Чьей-то рукой была сделана приписка, несомненно более позднего происхождения. Воскресение свершилось на третий день.
А дальше… Что это? О боже! Здесь покоится Инквизиция, дщерь веры и фанатизма: умерла от дряхлости. Я невольно стал искать какой-нибудь приписки о воскресении: но ее либо еще не успели сделать, либо ей вообще не суждено появиться.
Далее, кто-то из любителей делать надписи вывел мелом: Министерство внутренних дел. Надпись почти стерлась: она едва заметно проступала на камне. Дерзкие святотатцы! Они не чтят даже могил!
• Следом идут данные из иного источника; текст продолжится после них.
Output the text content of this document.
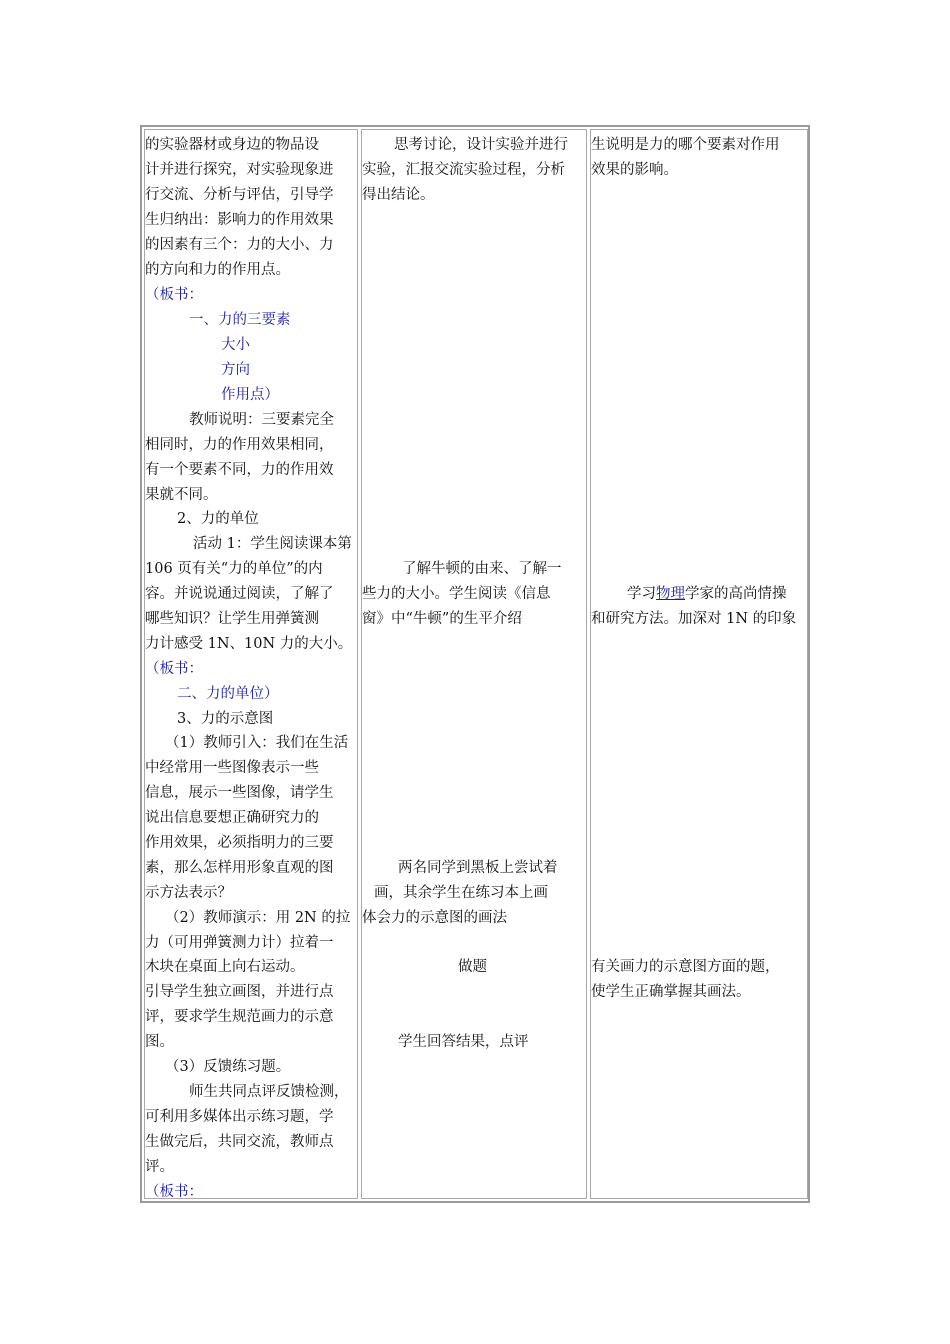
的实验器材或身边的物品设
计并进行探究，对实验现象进
行交流、分析与评估，引导学
生归纳出：影响力的作用效果
的因素有三个：力的大小、力
的方向和力的作用点。
（板书：
一、力的三要素
大小
方向
作用点）
教师说明：三要素完全
相同时，力的作用效果相同，
有一个要素不同，力的作用效
果就不同。
2、力的单位
活动 1：学生阅读课本第
106 页有关“力的单位”的内
容。并说说通过阅读，了解了
哪些知识？让学生用弹簧测
力计感受 1N、10N 力的大小。
（板书：
二、力的单位）
3、力的示意图
（1）教师引入：我们在生活
中经常用一些图像表示一些
信息，展示一些图像，请学生
说出信息要想正确研究力的
作用效果，必须指明力的三要
素，那么怎样用形象直观的图
示方法表示？
（2）教师演示：用 2N 的拉
力（可用弹簧测力计）拉着一
木块在桌面上向右运动。
引导学生独立画图，并进行点
评，要求学生规范画力的示意
图。
（3）反馈练习题。
师生共同点评反馈检测，
可利用多媒体出示练习题，学
生做完后，共同交流，教师点
评。
（板书：
思考讨论，设计实验并进行
实验，汇报交流实验过程，分析
得出结论。
了解牛顿的由来、了解一
些力的大小。学生阅读《信息
窗》中“牛顿”的生平介绍
两名同学到黑板上尝试着
画，其余学生在练习本上画
体会力的示意图的画法
做题
学生回答结果，点评
生说明是力的哪个要素对作用
效果的影响。
学习物理学家的高尚情操
和研究方法。加深对 1N 的印象
有关画力的示意图方面的题，
使学生正确掌握其画法。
А что это такое? Тюрьма! Здесь покоится свобода мысли. Боже мой, и это в Испании, в стране, которая уже была подготовлена для принятия свободного политического устройства. Однако я тут же вспомнил одну знаменитую эпитафию и невольно добавил:
Здесь наша мысль теперь лежит в покое,
И раньше не было ей ведомо иное.
На большой урне с прахом свободы мысли – две плачущих фигуры сотрудников газеты «Мир».[463] На барельефе – изображение пера, цепи и кляпа. «Интересно знать, спросил я себя, кому принадлежит это перо: писателям или писцам? Впрочем, всякое может быть: кто только не перебывал в тюрьме».
Вот улица Постас, а вот улица Ла Монтера.[464] Это не просто отдельные могилы, а целое кладбище, где вперемежку снят вечным сном коммерция, промышленность, честность и торговля. Почтенные тени, до свидания в долине Иосафата![465]
Это почтамт. Здесь покоится военная субординация. [466]Гипсовая фигура, установленная на обширной могиле, прикладывает палец к губам. В другой руке у нее красноречивый символ, говорящий сам за себя: сломанная розга, символ упадка военной дисциплины.
Пуэрта делъ Соль. Это могила лжи.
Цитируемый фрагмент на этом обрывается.